FACTS
The Governor of Orissa in exercise of power under Section 27(1) of Indian Forest Act, 1927 issued a notification, de-reserving an area of 2088 acres in Mouza Rahangol and declaring that the entire area as “de-reserved” and “dis-forested”. M/s. KVK had earlier filed a writ petition bearing WP(C) No. 3926 of 2010 challenging the notice issued by the Tahasildar, alleging that the KVK was using private forest kissam land in violation of Section 2 of the Forest Conservation Act, 1980. The said notice was challenged by KVK in further writ petition on the ground that by virtue of earlier notification, the entire land in Mouza Rahangol had been “de-reserved” and “dis-forested”.
ISSUE
(i) If a project involves forest as well as non-forest land, whether permission can be granted for the project proponent to carry on construction on non-forest land awaiting clearance on without in any manner impacting the forest land and awaiting its clearance?
(ii) Whether the location of the KVK’s thermal power plant requires wildlife clearance before any construction on the site can be permitted?
PETITIONER’S CONTENTION
Petitioners contended that part of the land over which the thermal power plant of KVK was to be built up was, classified as “forest land” and such land was covered under Section 2 of the Forest Conservation Act, 1980. They also contended that such forest land cannot be put to in a “non-forest activity”, without a clearance in terms of Section 2 of the Forest Conservation Act, 1980 and any non-forest use of the land, would require prior approval of the Central Government in terms of Section 2 of the Forest Conservation Act 1980 and since KVK do not possess any such prior approval, they should be injuncted from carrying out any non-forest activity thereon.

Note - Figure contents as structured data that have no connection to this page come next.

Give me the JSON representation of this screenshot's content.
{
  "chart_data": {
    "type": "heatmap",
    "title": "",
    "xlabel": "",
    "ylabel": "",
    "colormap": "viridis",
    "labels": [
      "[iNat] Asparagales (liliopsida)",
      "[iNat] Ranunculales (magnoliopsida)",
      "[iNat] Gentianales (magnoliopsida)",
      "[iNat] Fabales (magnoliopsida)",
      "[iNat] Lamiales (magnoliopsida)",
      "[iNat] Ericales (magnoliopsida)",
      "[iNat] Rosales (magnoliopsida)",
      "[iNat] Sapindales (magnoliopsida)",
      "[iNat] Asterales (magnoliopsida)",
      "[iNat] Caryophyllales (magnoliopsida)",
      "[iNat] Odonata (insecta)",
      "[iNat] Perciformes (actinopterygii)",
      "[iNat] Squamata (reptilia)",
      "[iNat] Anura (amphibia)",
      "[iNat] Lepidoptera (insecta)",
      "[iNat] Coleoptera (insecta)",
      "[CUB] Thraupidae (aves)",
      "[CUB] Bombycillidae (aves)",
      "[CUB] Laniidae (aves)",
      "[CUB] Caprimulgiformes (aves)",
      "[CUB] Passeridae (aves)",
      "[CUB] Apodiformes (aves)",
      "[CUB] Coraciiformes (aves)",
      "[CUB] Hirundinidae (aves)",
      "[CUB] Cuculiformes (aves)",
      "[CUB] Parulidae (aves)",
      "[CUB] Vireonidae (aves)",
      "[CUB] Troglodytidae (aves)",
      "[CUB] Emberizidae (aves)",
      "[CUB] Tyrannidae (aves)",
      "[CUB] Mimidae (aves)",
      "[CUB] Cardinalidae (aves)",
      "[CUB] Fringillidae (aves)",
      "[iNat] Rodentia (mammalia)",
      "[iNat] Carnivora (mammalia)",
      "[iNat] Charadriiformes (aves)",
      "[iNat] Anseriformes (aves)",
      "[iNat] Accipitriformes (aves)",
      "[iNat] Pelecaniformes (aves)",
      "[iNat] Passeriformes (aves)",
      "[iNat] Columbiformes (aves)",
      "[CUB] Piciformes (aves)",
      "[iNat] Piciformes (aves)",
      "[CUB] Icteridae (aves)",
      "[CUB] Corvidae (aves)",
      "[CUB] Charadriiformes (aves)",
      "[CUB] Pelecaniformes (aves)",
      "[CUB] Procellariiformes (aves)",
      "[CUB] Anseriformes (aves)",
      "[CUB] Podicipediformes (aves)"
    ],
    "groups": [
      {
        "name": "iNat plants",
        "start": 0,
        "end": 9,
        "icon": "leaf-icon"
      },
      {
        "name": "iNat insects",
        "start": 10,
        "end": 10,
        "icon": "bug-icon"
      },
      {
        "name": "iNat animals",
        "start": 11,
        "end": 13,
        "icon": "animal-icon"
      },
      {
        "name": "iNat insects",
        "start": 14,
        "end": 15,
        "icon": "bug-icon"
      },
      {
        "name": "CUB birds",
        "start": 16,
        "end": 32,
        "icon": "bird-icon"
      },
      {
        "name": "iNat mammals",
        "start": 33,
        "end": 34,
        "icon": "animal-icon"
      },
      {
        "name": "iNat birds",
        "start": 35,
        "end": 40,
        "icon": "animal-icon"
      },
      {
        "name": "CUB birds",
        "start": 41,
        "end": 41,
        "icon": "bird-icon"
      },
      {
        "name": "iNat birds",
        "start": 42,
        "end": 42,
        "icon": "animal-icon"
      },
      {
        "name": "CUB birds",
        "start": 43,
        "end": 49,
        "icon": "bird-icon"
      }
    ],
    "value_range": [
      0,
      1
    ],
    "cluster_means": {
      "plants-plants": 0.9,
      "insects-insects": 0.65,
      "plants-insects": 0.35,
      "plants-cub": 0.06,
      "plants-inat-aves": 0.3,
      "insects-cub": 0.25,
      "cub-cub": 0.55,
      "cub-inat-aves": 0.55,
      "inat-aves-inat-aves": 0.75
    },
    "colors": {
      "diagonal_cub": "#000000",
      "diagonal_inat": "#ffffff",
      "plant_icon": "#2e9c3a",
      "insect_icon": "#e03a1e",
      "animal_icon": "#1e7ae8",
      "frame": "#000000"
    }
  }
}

It is also contended that even though KVK admittedly had obtained an environment clearance under the environment Protection Act, since the site of the KVK thermal plant is within 10 Kms. of the sanctuary boundary, without obtaining the clearance of the National Wild Life Board, the KVK ought not to be allowed to proceed with the construction.
DEFENDANT’S CONTENTION
The defendants argued on behalf of UOI argued that it is a fact that “environment clearance” has been granted to the KVK, he also submits that the proposal for the buffer zone of Kapilash Wildlife Sanctuary has been sent to the MOEF for its consideration but no final decision has been taken thereon.
JUDGEMENT
The word “forest” as occurring in Section 2 of the Forest Conservation Act, 1980 will not only include “forest” as understood in the dictionary sense, but also any area recorded as forest in the Government record irrespective of ownership. The word ‘forest’ must be understood according to its dictionary meaning. This description covers all statutorily recognized forests, whether designated as reserved, protected or otherwise.
On tackling the first issue, the MoEF clearly states that if work commences on non-forest land in anticipation of the approval of the Central Government for release of forest land required for the project “though the provisions of the Act may not been technically violated by starting work on non-forest land” expenditure incurred may become infructuous if diversion is not approved. It is evident that KVK are ready to apply for clearance in respect of 30 acres approximately of purported Government Forest Land and have provided a further undertaking not to carry out any construction on the said land till forest clearance is obtained and/or the Revision Case filed by the Tahasildar, Athagarh, before the Additional Commissioner, Settlement and Consolidation, Cuttack is disposed of.
The court submitted that 10 km is not a thumb rule as sought to be argued by the Petitioners. The present status of notification of “Eco-sensitive zones” is around various National Parks and Wildlife Sanctuaries. It is evident from the facts that Ministry of Environment and Forest has made notifications fixing 2.5 Kms, 5 Kms Eco-sensitive zones and in some of the cases, it has fixed 10 km as Eco Sensitive Zone.
The court finally stated that there exists no impediment to allow the KVK to proceed with construction activities keeping in view of the fact that the huge investment of nearly 1000 crores has already been made and further 4000 crores is required to be further invested, in the interest of not only the project proponent but the State interest insofar as the preferential rights to draw power and the urgent necessity of power as an infrastructure project for the development of the State and the Union of India, cannot be doubted.
CONCLUSION
Writ applications stand disposed of.